Sandbox escape economics
Google's VRP (Vulnerability Reward Program) pays $20,000-$30,000 for renderer bugs but $100,000-$250,000+ for sandbox escapes. The price difference reflects the rarity and difficulty. On the exploit market, a full Chrome chain (renderer + sandbox escape + kernel LPE) sells for $500,000-$2,000,000+, while a renderer-only exploit without sandbox escape is worth a fraction of that.

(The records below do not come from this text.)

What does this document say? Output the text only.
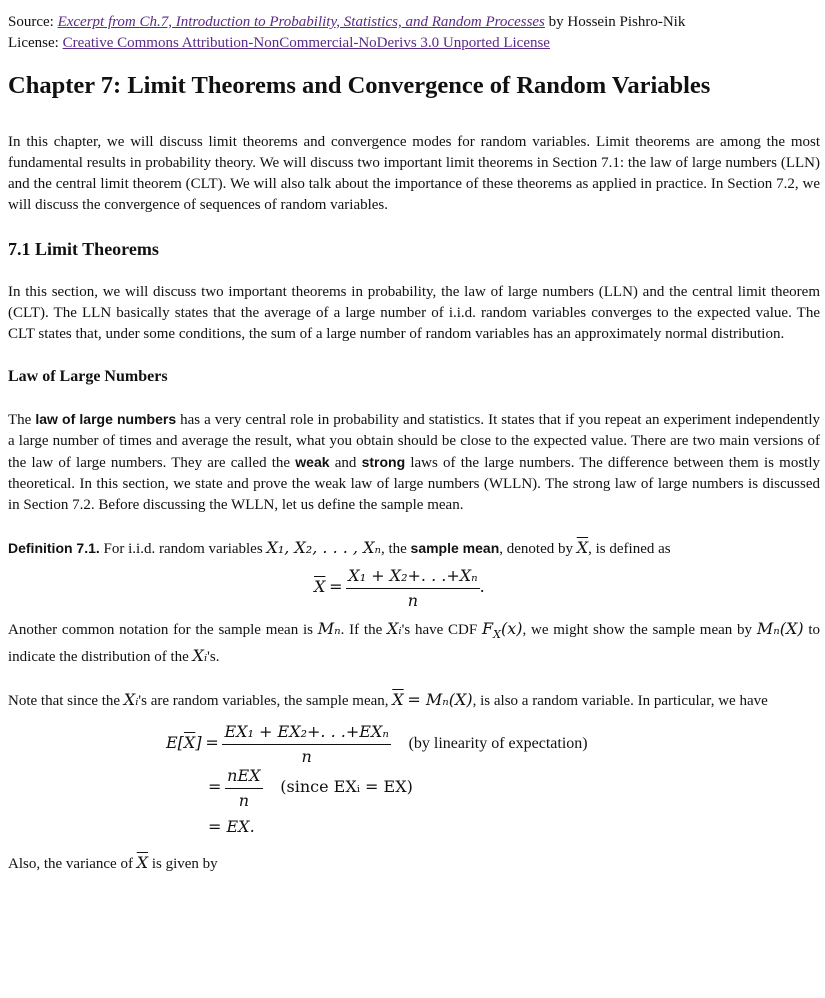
Source: Excerpt from Ch.7, Introduction to Probability, Statistics, and Random Processes by Hossein Pishro-Nik

License: Creative Commons Attribution-NonCommercial-NoDerivs 3.0 Unported License

Chapter 7: Limit Theorems and Convergence of Random Variables

In this chapter, we will discuss limit theorems and convergence modes for random variables. Limit theorems are among the most fundamental results in probability theory. We will discuss two important limit theorems in Section 7.1: the law of large numbers (LLN) and the central limit theorem (CLT). We will also talk about the importance of these theorems as applied in practice. In Section 7.2, we will discuss the convergence of sequences of random variables.

7.1 Limit Theorems

In this section, we will discuss two important theorems in probability, the law of large numbers (LLN) and the central limit theorem (CLT). The LLN basically states that the average of a large number of i.i.d. random variables converges to the expected value. The CLT states that, under some conditions, the sum of a large number of random variables has an approximately normal distribution.

Law of Large Numbers

The law of large numbers has a very central role in probability and statistics. It states that if you repeat an experiment independently a large number of times and average the result, what you obtain should be close to the expected value. There are two main versions of the law of large numbers. They are called the weak and strong laws of the large numbers. The difference between them is mostly theoretical. In this section, we state and prove the weak law of large numbers (WLLN). The strong law of large numbers is discussed in Section 7.2. Before discussing the WLLN, let us define the sample mean.

Definition 7.1. For i.i.d. random variables X₁, X₂, . . . , Xₙ, the sample mean, denoted by $\overline{X}$, is defined as

$\overline{X} = \frac{\text{X₁ + X₂+. . .+Xₙ}}{n}$ .

Another common notation for the sample mean is Mₙ. If the Xᵢ's have CDF $F_X(x)$, we might show the sample mean by Mₙ(X) to indicate the distribution of the Xᵢ's.

Note that since the Xᵢ's are random variables, the sample mean, $\overline{X} = M_n(X)$, is also a random variable. In particular, we have

$E[\overline{X}] = \frac{\text{EX₁ + EX₂+. . .+EXₙ}}{n} (by$ linearity of expectation)
= $\frac{\text{nEX}}{n}$ (since EXᵢ = EX)
= EX.

Also, the variance of $\overline{X}$ is given by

Putting It All Together: Warmwind's Likely Stack¶
A Chromium-in-Docker deployment like Warmwind probably combines all of these layers:
+--------------------------------------------------+
| Docker seccomp profile (custom JSON) | Outermost: container-level
| +----------------------------------------------+|
| | Linux namespaces (user, PID, net, mnt) || Docker's isolation
| | +------------------------------------------+||
| | | Chromium Layer 1 (nested user+PID ns) ||| Chromium's own sandbox
| | | +--------------------------------------+|||
| | | | Chromium Layer 2 (seccomp-BPF) |||| baseline_policy.cc
| | | | +----------------------------------+||||
| | | | | Renderer process ||||| Runs untrusted JS
| | | | +----------------------------------+||||
| | | +--------------------------------------+|||
| | +------------------------------------------+||
| +----------------------------------------------+|
+--------------------------------------------------+
Each layer catches different failure modes. If an attacker escapes Chromium's seccomp filter, they hit Docker's seccomp filter. If they escape that, they are still in a user namespace with no capabilities on the host. If Landlock is active on the host, even a namespace escape hits path-based restrictions.
Glossary
- seccomp_data
- Kernel structure passed to BPF filters for each syscall. Contains syscall number, architecture, instruction pointer, and six arguments.
- sock_fprog
- User-space structure wrapping a Classic BPF program (instruction count + pointer to instruction array) for seccomp filter installation.
- Classic BPF (cBPF)
- The original Berkeley Packet Filter bytecode used by seccomp. Not to be confused with eBPF, which is used for tracing and networking but is NOT used for seccomp.
- libseccomp
- High-level C library that compiles seccomp rules into optimal cBPF bytecode. Provides architecture portability and argument-level filtering.
- Zygote
- Chromium's process that pre-loads shared libraries and forks to create new renderer processes. Enables fast startup and COW memory sharing.
- Broker process
- Privileged process that performs filesystem operations on behalf of sandboxed renderers. Validates requests against an allowlist before opening files.
- Landlock
- Linux Security Module (merged 5.13) for unprivileged, stackable, path-based filesystem and network access control. Complement to seccomp.
- SECCOMP_RET_USER_NOTIF
- Seccomp action (Linux 5.0+) that forwards a syscall to a supervisor process via a notification file descriptor instead of allowing or denying it directly.
- TOCTOU
- Time-of-check-time-of-use race condition. In seccomp notify context: the gap between when a supervisor reads syscall arguments and when the kernel acts on them.
- SCM_RIGHTS
- Unix socket ancillary data type for passing file descriptors between processes. Used by Chromium's broker to deliver opened fds to sandboxed renderers.
- OCI runtime spec
- Open Container Initiative specification for container execution. Includes
linux.seccompfield where Docker injects seccomp profiles for runc to install. - SCMP_ACT_ERRNO
- libseccomp / Docker seccomp action that causes the denied syscall to return a specified errno value instead of killing the process.